All of the recognizable elements of a strategy game are present in Greed Corp: you build structures, train units, and farm resources while viewing the action from an overhead perspective. As a proof of concept, or maybe to encourage online multiplayer, Greed Corp has taken the genre simplification to a quick-fire extreme.
Greed Corp gives you three types of structures and one unit type. Instead of being decided by a dice roll, combat is based around numbers: two beats one and three beats two. Every move plays a significant role in the outcome of the game, but since a 60 second limit is imposed on each turn, there’s clearly no time for beard-stroking. This doesn’t leave the player with a lot of breathing room when trying to fight a war on three fronts, and ends up being comically short on some of the more fragmented maps.
The arenas are formed out of impossibly tall rock columns elevating the battles into the clouds. Extracting currency from the ground causes it to crumble and eventually tumble into the abyss below, taking units and structures with it. Opposing teams will soon consume the map itself in a rather bleak, destructive display of greed, often leaving the victor on a solitary, single tile of land asking themselves if it was worth it. Other strategy games have hinted at the risk of abusing resources, but Greed Corp uses this message as its central theme and gives it an unavoidable tactical role. Tough choices about what to harvest, who to sabotage, and where to make your stand present themselves at every single turn.
Long game lengths and waiting times have stopped most turn based strategy titles from taking off online – something Greed Corp tries to address. The 60 second turn limits and rapidly diminishing maps really force the issue and make sure games are concluded in about 20 minutes. Boot up an Xbox Live match (or get three players on one console) to enter a crowded four way free-for-all, where options are so limited that it matches the tension of a poker game.
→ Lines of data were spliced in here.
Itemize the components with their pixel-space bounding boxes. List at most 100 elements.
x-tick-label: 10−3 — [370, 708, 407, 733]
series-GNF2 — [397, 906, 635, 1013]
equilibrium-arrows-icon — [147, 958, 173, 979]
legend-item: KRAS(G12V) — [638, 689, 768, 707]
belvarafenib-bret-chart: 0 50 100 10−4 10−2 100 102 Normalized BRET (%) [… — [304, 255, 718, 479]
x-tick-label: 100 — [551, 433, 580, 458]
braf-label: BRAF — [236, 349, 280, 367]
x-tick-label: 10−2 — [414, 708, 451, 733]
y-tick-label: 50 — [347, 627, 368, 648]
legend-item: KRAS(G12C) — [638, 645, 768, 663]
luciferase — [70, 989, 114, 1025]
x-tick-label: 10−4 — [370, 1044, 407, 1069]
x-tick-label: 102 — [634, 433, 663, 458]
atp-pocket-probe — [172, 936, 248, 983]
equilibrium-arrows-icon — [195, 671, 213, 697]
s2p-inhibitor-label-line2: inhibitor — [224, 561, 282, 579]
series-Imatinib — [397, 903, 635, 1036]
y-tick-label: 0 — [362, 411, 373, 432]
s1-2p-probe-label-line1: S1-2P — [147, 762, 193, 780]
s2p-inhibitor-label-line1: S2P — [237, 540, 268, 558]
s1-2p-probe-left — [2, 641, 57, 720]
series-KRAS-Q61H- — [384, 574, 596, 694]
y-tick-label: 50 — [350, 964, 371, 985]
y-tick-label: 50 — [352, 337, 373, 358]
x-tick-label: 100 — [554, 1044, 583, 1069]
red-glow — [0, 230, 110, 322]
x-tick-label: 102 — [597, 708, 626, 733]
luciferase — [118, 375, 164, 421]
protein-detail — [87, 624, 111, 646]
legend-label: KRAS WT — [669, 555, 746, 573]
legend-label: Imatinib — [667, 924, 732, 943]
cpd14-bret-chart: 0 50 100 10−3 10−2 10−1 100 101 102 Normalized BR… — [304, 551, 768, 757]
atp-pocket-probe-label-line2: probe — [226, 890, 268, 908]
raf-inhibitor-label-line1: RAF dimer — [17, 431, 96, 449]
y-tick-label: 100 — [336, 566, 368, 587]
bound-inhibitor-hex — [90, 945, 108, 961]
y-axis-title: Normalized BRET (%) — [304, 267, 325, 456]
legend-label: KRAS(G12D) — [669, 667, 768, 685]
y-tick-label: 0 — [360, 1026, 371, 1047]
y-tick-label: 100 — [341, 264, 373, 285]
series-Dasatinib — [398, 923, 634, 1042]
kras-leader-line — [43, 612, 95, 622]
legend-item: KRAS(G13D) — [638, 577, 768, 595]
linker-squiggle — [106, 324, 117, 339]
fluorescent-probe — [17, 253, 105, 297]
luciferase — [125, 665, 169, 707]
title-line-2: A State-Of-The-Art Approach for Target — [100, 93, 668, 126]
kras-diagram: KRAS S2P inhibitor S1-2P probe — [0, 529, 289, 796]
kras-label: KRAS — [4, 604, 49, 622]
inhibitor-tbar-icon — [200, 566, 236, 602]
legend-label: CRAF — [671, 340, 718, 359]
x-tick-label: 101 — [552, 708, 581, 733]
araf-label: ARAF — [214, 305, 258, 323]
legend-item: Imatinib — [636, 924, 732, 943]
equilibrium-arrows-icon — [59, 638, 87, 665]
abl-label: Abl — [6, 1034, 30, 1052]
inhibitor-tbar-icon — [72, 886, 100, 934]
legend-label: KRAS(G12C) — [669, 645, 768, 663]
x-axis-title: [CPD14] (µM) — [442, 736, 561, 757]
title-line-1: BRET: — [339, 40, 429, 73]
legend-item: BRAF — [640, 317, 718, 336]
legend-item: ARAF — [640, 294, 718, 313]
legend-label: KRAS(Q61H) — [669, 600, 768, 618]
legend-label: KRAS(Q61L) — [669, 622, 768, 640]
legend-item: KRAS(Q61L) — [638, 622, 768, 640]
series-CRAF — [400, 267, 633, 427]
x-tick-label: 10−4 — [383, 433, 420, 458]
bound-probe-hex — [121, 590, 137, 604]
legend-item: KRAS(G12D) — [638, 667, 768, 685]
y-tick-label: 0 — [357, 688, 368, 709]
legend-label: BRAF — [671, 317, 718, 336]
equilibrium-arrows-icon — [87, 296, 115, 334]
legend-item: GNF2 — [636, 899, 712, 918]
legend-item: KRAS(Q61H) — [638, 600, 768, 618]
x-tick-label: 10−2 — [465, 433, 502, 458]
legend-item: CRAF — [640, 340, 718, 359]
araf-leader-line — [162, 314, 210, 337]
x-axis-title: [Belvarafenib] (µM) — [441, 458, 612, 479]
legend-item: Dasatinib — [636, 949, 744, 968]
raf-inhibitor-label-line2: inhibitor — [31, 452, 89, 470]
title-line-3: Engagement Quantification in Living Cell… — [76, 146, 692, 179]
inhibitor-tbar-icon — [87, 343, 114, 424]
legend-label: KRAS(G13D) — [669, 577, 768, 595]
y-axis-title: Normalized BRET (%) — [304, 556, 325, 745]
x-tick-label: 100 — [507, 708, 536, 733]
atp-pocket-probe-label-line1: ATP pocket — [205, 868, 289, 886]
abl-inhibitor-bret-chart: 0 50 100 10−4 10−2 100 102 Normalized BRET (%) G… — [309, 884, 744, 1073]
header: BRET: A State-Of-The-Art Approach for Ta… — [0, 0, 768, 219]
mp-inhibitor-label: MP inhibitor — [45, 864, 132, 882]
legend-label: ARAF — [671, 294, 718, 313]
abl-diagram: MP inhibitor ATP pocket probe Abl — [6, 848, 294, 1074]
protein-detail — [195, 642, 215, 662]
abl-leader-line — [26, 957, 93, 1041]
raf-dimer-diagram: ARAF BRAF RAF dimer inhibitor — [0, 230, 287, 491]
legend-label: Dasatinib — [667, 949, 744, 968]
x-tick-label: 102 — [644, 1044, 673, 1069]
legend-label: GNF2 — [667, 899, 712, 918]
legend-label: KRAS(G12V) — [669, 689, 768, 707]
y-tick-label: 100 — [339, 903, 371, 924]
Predicting what will be left of the map and capitalizing on conflicts between opponents appear to be the smart tactics, but making the first move–even if successful–can leave you open to attack from a crafty third party.
Each of the four playable factions has its own recognizable visual style and color, as its very easy to see who is in control of each area on the board. Graphics are vibrant and functional, with deliberately swift movement animations that are well designed and streamline the experience nicely.
The single player campaign of Greed Corp is a fun distraction that introduces you to all of its nuances, though the computer AI lacks the killer instinct and unpredictability of human players. Greed Corp triumphs in using an original mechanic to help trim the fat and create a fast-paced multiplayer strategy game that can only end in a gloriously bleak victory.